Russie : confusion et stupeur

Jean-Baptiste Noé, rédacteur en chef de Conflits

La rébellion d’Evgueni Prigojine a provoqué la stupeur en Russie et en Occident. Si l’événement a duré moins d’une journée, ce furent des heures de haute tension et d’incertitudes majeures. Plusieurs points principaux peuvent être retenus.

Tout d’abord l’imprévu comme clef de l’histoire. Alors que les analystes surveillaient l’évolution du front et l’état de la contre-offensive ukrainienne, l’affaire Prigojine a introduit un événement imprévu, que le gouvernement russe a dû gérer en catastrophe et l’Occident tenter de comprendre et d’expliquer.
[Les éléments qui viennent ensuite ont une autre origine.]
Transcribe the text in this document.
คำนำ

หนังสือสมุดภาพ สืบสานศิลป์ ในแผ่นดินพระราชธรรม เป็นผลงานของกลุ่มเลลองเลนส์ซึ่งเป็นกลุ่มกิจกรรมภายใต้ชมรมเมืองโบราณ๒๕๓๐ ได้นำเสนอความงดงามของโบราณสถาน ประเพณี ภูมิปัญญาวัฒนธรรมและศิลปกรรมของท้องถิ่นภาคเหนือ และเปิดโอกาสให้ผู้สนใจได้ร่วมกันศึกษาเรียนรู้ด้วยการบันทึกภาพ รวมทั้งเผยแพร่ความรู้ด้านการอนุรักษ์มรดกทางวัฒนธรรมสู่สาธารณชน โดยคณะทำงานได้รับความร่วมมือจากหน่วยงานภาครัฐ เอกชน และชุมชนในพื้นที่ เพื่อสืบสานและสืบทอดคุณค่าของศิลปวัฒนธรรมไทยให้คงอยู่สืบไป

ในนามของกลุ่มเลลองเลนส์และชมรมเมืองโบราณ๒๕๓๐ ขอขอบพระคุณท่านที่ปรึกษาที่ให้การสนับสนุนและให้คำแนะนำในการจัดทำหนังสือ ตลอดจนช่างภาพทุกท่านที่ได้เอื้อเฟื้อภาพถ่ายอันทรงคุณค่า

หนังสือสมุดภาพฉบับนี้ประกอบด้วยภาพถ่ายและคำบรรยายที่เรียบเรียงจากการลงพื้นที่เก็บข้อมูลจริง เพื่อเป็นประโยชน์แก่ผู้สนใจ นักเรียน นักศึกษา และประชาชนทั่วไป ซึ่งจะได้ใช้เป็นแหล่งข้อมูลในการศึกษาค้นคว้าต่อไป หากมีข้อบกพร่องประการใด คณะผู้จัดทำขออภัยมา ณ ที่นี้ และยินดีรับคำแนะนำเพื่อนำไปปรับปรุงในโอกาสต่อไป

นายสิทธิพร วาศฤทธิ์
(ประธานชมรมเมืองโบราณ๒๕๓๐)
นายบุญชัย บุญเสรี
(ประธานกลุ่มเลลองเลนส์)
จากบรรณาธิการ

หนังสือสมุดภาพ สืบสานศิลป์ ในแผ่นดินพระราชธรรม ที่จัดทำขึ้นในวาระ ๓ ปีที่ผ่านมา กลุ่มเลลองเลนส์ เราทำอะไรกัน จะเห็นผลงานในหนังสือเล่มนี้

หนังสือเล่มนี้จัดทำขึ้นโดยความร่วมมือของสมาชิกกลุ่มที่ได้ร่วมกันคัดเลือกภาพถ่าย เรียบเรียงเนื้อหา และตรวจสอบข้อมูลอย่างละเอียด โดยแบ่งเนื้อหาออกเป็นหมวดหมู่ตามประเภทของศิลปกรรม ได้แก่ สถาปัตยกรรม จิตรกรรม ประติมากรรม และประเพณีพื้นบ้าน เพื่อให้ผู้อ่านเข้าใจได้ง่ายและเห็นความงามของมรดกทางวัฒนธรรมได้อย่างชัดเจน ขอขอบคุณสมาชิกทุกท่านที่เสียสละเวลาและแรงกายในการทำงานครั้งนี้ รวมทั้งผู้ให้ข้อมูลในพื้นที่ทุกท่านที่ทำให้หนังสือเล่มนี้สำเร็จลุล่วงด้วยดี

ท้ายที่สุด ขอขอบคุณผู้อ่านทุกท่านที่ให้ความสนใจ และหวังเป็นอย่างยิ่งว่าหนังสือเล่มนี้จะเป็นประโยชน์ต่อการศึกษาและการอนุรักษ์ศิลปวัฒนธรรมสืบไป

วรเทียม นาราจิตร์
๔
Démontant les thèses du déterminisme historique, cet événement démontre une fois de plus que ce sont les hommes qui font l’histoire, que rien n’est écrit d’avance et que les États doivent apprendre à gérer les imprévus.

Deuxièmement, la réintégration réussie de Wagner. La révolte de Prigojine est une opposition à l’intégration de Wagner dans l’armée russe, qui a malgré tout eu lieu. Dans sa seconde intervention télévisée, Poutine a donné trois possibilités aux hommes de Wagner : partir en Biélorussie, quitter Wagner, rejoindre l’armée régulière. La volonté du ministère de la Défense l’a donc emportée : la société d’armement perd son autonomie et l’état-major en reprend le contrôle. De ce point de vue, le pouvoir de Poutine en sort plutôt consolidé.

Troisièmement, l’ébranlement. Que Prigojine ait pu se révolter, entrer dans le QG du commandement de Rostov-sur-le-Don, lancer des véhicules sur la route de Moscou témoigne d’un grand flottement dans l’organisation russe. Lui-même a évoqué « des failles de sécurité », ce qui démontre que le pouvoir russe est loin de tout contrôler et de tout surveiller.

On constate que Prigojiine n’a rallié personne autour de lui, ce qui est l’une des raisons de sa rentrée dans le rang. Les véritables questions concernent l’avenir de Wagner et donc l’avenir de la projection russe. Si l’unité est en cours de dissolution sur le front ukrainien, que va-t-elle devenir dans les autres pays où elle est engagée, notamment en Afrique ? Un territoire où elle a signé de juteux contrats, bien plus rémunérateurs et moins dangereux que ses interventions en Ukraine. On voit mal la Russie se passer de ce levier de puissance ou bien s’engager directement sur ses fronts, sans passer par une personne tierce comme Wagner le fit.

Quant au front ukrainien, cela ne changera pas grand-chose : Wagner était retiré depuis plusieurs semaines déjà et l’armée ukrainienne a de sérieuses difficultés à franchir le premier rideau. Après la stupeur du week-end, les affres du quotidien de la guerre ont repris.